Fred suggests several possible sources of legitimacy which neither he nor I think do the job adequately. They include the notion that legitimacy stems from the individual’s expertise and standing, or that it is their deep commitment to human rights that renders them legitimate. In reality these factors are inevitably relevant but they are certainly not enough. Nor, in my view, is it sufficient to argue that they are legitimate merely because they are on the side of the rights holders, although that too is an important consideration.

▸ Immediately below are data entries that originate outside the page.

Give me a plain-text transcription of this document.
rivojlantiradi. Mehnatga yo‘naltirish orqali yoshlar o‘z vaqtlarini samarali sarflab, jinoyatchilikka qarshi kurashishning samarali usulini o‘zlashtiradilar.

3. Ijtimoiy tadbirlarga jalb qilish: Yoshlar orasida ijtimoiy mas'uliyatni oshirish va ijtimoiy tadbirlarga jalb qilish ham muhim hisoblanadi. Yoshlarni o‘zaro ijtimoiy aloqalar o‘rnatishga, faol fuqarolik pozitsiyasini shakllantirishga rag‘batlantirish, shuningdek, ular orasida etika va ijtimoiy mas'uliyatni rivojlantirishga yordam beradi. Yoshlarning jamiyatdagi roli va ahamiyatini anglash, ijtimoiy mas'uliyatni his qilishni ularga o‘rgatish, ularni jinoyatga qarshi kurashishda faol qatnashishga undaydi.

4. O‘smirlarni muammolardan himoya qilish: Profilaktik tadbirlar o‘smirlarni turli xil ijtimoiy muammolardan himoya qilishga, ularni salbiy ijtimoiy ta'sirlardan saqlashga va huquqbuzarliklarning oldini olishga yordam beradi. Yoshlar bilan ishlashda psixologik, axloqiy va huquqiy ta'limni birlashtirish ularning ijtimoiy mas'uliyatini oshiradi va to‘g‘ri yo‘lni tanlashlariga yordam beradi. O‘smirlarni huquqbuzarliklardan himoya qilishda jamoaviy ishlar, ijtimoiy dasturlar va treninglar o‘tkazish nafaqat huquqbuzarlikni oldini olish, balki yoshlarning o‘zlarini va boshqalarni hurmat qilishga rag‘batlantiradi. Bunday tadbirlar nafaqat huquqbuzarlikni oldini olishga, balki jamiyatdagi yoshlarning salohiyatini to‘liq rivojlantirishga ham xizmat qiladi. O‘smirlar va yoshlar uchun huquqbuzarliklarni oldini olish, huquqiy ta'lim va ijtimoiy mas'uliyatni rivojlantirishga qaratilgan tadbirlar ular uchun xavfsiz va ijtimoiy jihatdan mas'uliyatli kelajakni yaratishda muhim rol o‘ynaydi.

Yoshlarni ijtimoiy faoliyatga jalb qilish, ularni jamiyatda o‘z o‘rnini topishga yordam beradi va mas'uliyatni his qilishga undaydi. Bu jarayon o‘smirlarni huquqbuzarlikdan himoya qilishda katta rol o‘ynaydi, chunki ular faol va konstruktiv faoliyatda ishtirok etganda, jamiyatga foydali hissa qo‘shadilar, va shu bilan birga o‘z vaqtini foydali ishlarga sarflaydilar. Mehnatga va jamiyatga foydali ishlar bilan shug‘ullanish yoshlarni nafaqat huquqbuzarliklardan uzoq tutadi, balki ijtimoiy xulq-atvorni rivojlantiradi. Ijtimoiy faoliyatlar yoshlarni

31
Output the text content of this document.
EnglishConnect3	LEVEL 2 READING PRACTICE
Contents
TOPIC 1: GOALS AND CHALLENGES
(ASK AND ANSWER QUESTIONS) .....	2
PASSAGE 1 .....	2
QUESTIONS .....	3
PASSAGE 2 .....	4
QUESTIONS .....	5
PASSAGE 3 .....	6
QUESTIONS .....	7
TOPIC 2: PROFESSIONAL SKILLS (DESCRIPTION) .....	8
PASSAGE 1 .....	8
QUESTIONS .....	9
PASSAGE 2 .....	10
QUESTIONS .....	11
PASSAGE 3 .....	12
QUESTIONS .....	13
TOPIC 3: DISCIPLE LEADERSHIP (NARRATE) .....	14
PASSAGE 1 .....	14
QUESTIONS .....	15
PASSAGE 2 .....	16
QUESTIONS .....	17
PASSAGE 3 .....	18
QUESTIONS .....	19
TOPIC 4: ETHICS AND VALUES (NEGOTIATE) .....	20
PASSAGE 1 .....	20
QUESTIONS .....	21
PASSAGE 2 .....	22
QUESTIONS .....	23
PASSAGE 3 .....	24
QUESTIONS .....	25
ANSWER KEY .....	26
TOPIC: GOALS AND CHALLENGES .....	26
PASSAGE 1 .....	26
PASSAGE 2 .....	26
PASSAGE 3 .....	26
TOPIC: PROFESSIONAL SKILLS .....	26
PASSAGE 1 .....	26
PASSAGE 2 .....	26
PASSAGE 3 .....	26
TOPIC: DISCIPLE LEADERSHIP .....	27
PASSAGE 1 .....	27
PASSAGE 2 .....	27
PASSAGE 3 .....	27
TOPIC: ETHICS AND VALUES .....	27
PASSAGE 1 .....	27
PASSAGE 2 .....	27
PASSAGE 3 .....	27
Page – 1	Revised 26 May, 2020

That gets us back to accountability as a means of reinforcing legitimacy derived from a variety of other factors. Fred suggests that I place too much emphasis on the formal manifestations of such accountability vis-à-vis states and not enough on the need to be accountable to the most important stakeholders of all – those whose rights have been violated. My response is twofold. First, formal accountability mechanisms in the Council context can be used by civil society and ultimately by the affected individuals themselves, so that it is not only an accounting towards governments that is being exacted. Second, Special Rapporteurs are in practice held to account by the victims of violations in the sense that their reports amount to very little unless they resonate on the ground with those affected. In this sense, the ultimate accountability mechanism is the credibility that a given rapporteur enjoys with the relevant constituencies. Those who are doing their jobs badly, or in a way that ignores the real interests of those whose rights are being violated, will quickly lose their credibility. That means that their reports will not be taken seriously, their access will not be particularly good, the media will not give the reporting the sort of coverage desired, and the overall range of constituents will cease to take the mandate-holder very seriously. That ultimate form of accountability is powerful, but I argue that it is still not enough and that in due course attention will have to be given to establishing a balanced and nuanced mechanism to enable rapporteurs to defend themselves effectively against the many allegations to which they are exposed, very often, but not always, unfairly.